On the other hand, when organizations develop impact-first concessionary-return funds that might be attractive to impact-focused asset owners (such as high-net-worth individuals who want to create impact as well as earn a return), intermediary asset managers often face barriers to sharing the opportunity. Specifically, the funds produce below-market returns, and the investable opportunity requires too large a minimum for high-net-worth individuals to consider investing in them.

Although an asset owner with fiduciary duties, such as a pension fund, faces unavoidable difficulties when reviewing a concessionary product, an ultimate asset owner should be able to invest in an impact-first concessionary-return fund. To reach this audience, intermediary asset managers must understand, package, and position opportunities for end investors to consider as part of their portfolio. This can be structurally challenging.

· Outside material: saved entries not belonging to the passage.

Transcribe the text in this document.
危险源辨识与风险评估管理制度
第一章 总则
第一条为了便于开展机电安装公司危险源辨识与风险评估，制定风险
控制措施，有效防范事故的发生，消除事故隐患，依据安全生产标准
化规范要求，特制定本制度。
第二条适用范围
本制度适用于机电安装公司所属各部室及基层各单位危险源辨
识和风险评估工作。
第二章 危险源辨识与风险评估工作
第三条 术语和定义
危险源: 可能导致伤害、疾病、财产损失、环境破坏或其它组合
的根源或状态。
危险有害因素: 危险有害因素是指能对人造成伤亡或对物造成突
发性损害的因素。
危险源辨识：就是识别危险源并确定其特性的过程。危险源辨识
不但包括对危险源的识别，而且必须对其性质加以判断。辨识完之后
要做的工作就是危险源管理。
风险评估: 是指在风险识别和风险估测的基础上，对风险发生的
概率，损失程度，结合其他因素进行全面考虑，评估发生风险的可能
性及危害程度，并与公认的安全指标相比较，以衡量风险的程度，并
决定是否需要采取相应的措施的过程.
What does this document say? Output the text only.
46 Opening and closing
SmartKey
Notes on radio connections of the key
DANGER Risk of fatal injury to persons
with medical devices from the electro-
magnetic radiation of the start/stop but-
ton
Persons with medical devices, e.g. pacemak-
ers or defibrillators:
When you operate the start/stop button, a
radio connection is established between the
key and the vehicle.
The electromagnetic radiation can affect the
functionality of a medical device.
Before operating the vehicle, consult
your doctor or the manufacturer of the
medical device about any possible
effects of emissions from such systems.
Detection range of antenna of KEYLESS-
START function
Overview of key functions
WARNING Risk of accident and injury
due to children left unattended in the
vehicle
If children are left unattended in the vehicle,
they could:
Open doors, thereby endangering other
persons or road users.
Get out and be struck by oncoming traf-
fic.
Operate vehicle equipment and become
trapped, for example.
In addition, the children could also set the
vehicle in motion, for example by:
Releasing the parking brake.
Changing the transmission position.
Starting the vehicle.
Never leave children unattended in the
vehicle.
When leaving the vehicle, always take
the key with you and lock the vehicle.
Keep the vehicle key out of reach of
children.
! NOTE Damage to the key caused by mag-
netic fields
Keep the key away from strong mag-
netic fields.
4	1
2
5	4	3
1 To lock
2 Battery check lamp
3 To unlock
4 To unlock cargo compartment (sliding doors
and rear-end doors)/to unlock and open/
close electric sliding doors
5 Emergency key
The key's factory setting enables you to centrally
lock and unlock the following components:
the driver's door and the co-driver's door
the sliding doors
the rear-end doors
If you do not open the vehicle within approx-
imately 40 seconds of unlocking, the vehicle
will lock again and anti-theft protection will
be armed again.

For example, one private bank found concessionary return-generating blended finance opportunities in fragile markets interesting, but the bank was organized in a way that precluded it from offering submarket-return investment options to its clients. Asset managers must present these opportunities to asset owners in ways that make sense for them, generally as return-generating substitutes for pure philanthropy that provide substantial impact multiples on capital invested. Framing the opportunities in this way would help asset owners move beyond current thinking—which assumes a dichotomy of market returns on the one hand and pure philanthropy on the other—and push their asset managers to revise their constellation of investable categories to include risk-tolerant, concessionary investments and funds that expand their role in humanitarian contexts.

Asset managers—and corporates more broadly—can also invest in opportunities that adjust existing financing mechanisms in support of fragile communities. For example, leading players in the private sector have shown a clear willingness to pay a premium for refugee-generated carbon credits, and the barriers to supporting this opportunity seem minimal, given existing familiarity with the purchase of carbon credits.

Conclusion

Without innovation in funding models, the gap between available funding and the money needed to provide humanitarian and resilience assistance and resources to a rapidly expanding global population facing fragility and displacement will continue to grow, leaving millions increasingly vulnerable. Progress in efforts to address this gap has been slow. Although there is a greater understanding today of the need and potential for humanitarian and resilience investing, such investing requires collaboration and innovation to pioneer projects and investments at a scale that will enable them to make a real impact. It is time for each organization, particularly the DFIs as catalytic actors, to recognize its role within the ecosystem and commit to scaling HRI funding and impact to crises and fragility—a process that entails reviewing internal strategy, revising KPIs and incentives, and establishing and scaling new types of partnerships.